Semicúpio: Agora, isto bichancrear, pouco mais ou menos.

Dom Gilvaz: Senhoras, para que nos cansamos? Ainda que pareça grosseria não obedecer, entendei que a nossa curiosidade e amor não permitirá que vos ausenteis sem ao menos com a certeza de vos tornarmos a ver, dando-nos também o seguro de onde morais, para que possa o nosso amor multiplicar os votos na peregrinação desses animados templos da formosura.

Dom Fuas: Eis aí, senhora, o que queremos.

Sevadilha: Em termos, sem tirar nem pôr.

Dona Clóris: Pois, senhor, se só por isso esperais, bastará que esse criado nos siga; porque de outra sorte destruís o mesmo que edificais.

Dom Gilvaz: E admitireis a minha fineza?

Dona Clóris: Sendo verdadeira, por que não?

Dom Fuas: Admitireis os repetidos sacrifícios de meu amor?

Dona Nize: Sim, se dita me abona?

Dom Gilvaz e Dom Fuas: Que essa dita me abona?

Dona Nize: Este ramo de Manjerona.

Dom Fuas: Na minha alma o disporei, para que sempre em virentes pompas se ostente troféu da Primavera.

Dom Gilvaz: Mereça eu igual favor para segurança da vossa palavra.

Dona Clóris: Este ramo de Alecrim, que tem as raízes no meu coração, seja o fiador que me abone.

Dom Gilvaz: Por único na minha estimação será este Alecrim o Fênix das plantas, que abrasando-se nos incêndios de meu peito, se eternizará no seu mesmo ardor.

Semicúpio: Isso é bom, segurar o barco; mas a tácita hipoteca não me cheira muito, digam o que quiserem os jardineiros.

Dona Clóris: Cada uma de nós estima tanto qualquer dessa plantas, que mais fácil será perder a vida, do que elas percam o crédito de verdadeiras.

Semicúpio: Ai!

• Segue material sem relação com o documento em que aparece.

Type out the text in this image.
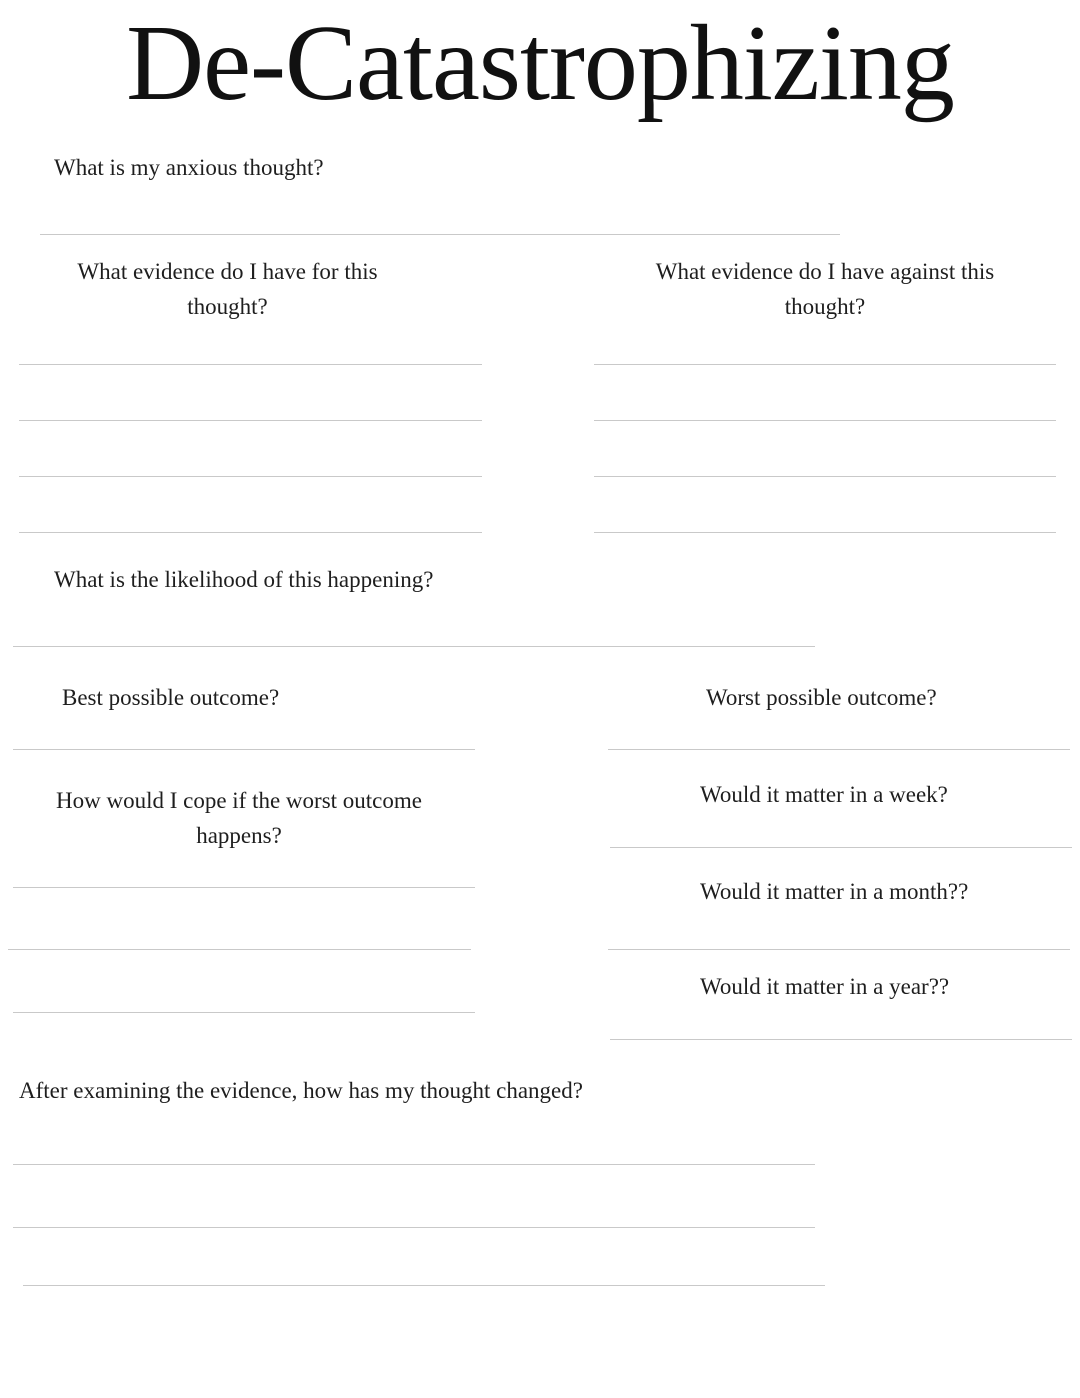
De-Catastrophizing

What is my anxious thought?

What evidence do I have for this thought?

What evidence do I have against this thought?

What is the likelihood of this happening?

Best possible outcome?	Worst possible outcome?

How would I cope if the worst outcome happens?

Would it matter in a week?

Would it matter in a month??

Would it matter in a year??

After examining the evidence, how has my thought changed?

Basta, basta, já aqui não está quem falou: vossa mercês perdoem, que eu não sabia que eram do rancho do Alecrim e Manjerona: resta-me também que tu, cozinheirazinha, vivas arranchada com alguma ervinha, que me dês por prenda, pois também me quero segurar.

Sevadilha: Eis, aí tem esse malmequer, que este é o meu rancho; estime-o bem, não o deixe murchar.

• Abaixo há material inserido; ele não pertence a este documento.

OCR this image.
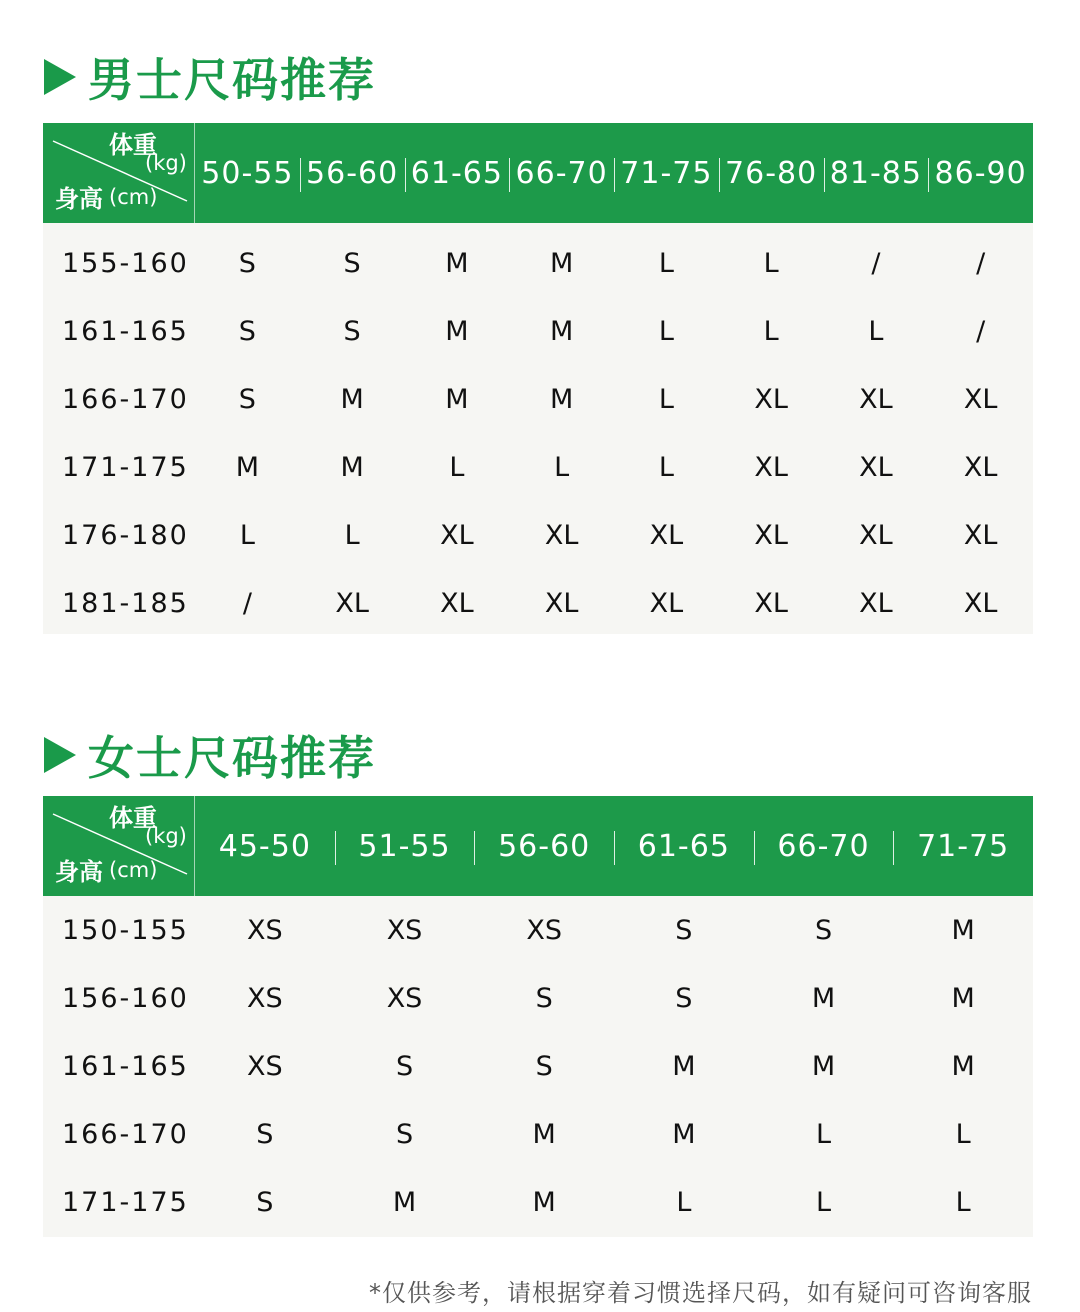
男士尺码推荐
体重
(kg)
身高 (cm)
50-55 56-60 61-65 66-70 71-75 76-80 81-85 86-90
155-160	S	S	M	M	L	L	/	/
161-165	S	S	M	M	L	L	L	/
166-170	S	M	M	M	L	XL	XL	XL
171-175	M	M	L	L	L	XL	XL	XL
176-180	L	L	XL	XL	XL	XL	XL	XL
181-185	/	XL	XL	XL	XL	XL	XL	XL
女士尺码推荐
体重
(kg)
身高 (cm)
45-50	51-55	56-60	61-65	66-70	71-75
150-155	XS	XS	XS	S	S	M
156-160	XS	XS	S	S	M	M
161-165	XS	S	S	M	M	M
166-170	S	S	M	M	L	L
171-175	S	M	M	L	L	L
*仅供参考，请根据穿着习惯选择尺码，如有疑问可咨询客服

Semicúpio: Ditoso seria eu, se o teu malmequer se murchasse.

Dona Clóris: Pois, senhor, como estais satisfeito, desejarei estimásseis esse ramo não tanto como prenda minha, mas por ser de Alecrim.

Dona Nize: O mesmo vos recomendo da Manjerona.

Dona Clóris: Advertindo que aquele que mais extremos fizer a nosso respeito, coroará de triunfos a Manjerona, ou Alecrim, para que se veja qual destas duas plantas tem mais poderosos influxos para vencer impossíveis.

Dona Nize: Desejara que triunfasse a Manjerona. (Vai-se).

Dona Clóris: E eu o Alecrim. (Vai-se).

Semicúpio: Cuidado no bem-me-quer.

Dom Gilvaz: Ó Semicúpio, vai seguindo-as para sabermos aonde moram; anda, não as percas de vista.

Semicúpio: Elas já lá vão a perder de vista; mas eu pelo faro as encontrarei, que sou lindo perdigueiro para estas caçadas. (Vai-se).

Dom Fuas: Quem serão, Dom Gilvaz, essas duas mulheres?

Dom Gilvaz: Essa pergunta não tem resposta, pois bem vistes o cuidado com que vendaram o rosto para ferir os corações como Cupido; mas pelo bom tratamento, e asseio, indicam ser gente abastada.

Dom Fuas: Oxalá que assim fora; porque em tal caso, admitindo os meus carinhos, poderei com a fortuna de esposo ser meeiro no cabedal.

Dom Gilvaz: Ai, amigo Dom Fuás, que direi eu, que ando pingando, pois já não morro de fome, por não ter sobre que cair morto?

Dom Fuas: Elas foram aturdidas com palanfrórios.

Dom Gilvaz: Já que do mais somos famintos, ao menos sejamos fartos de palavras.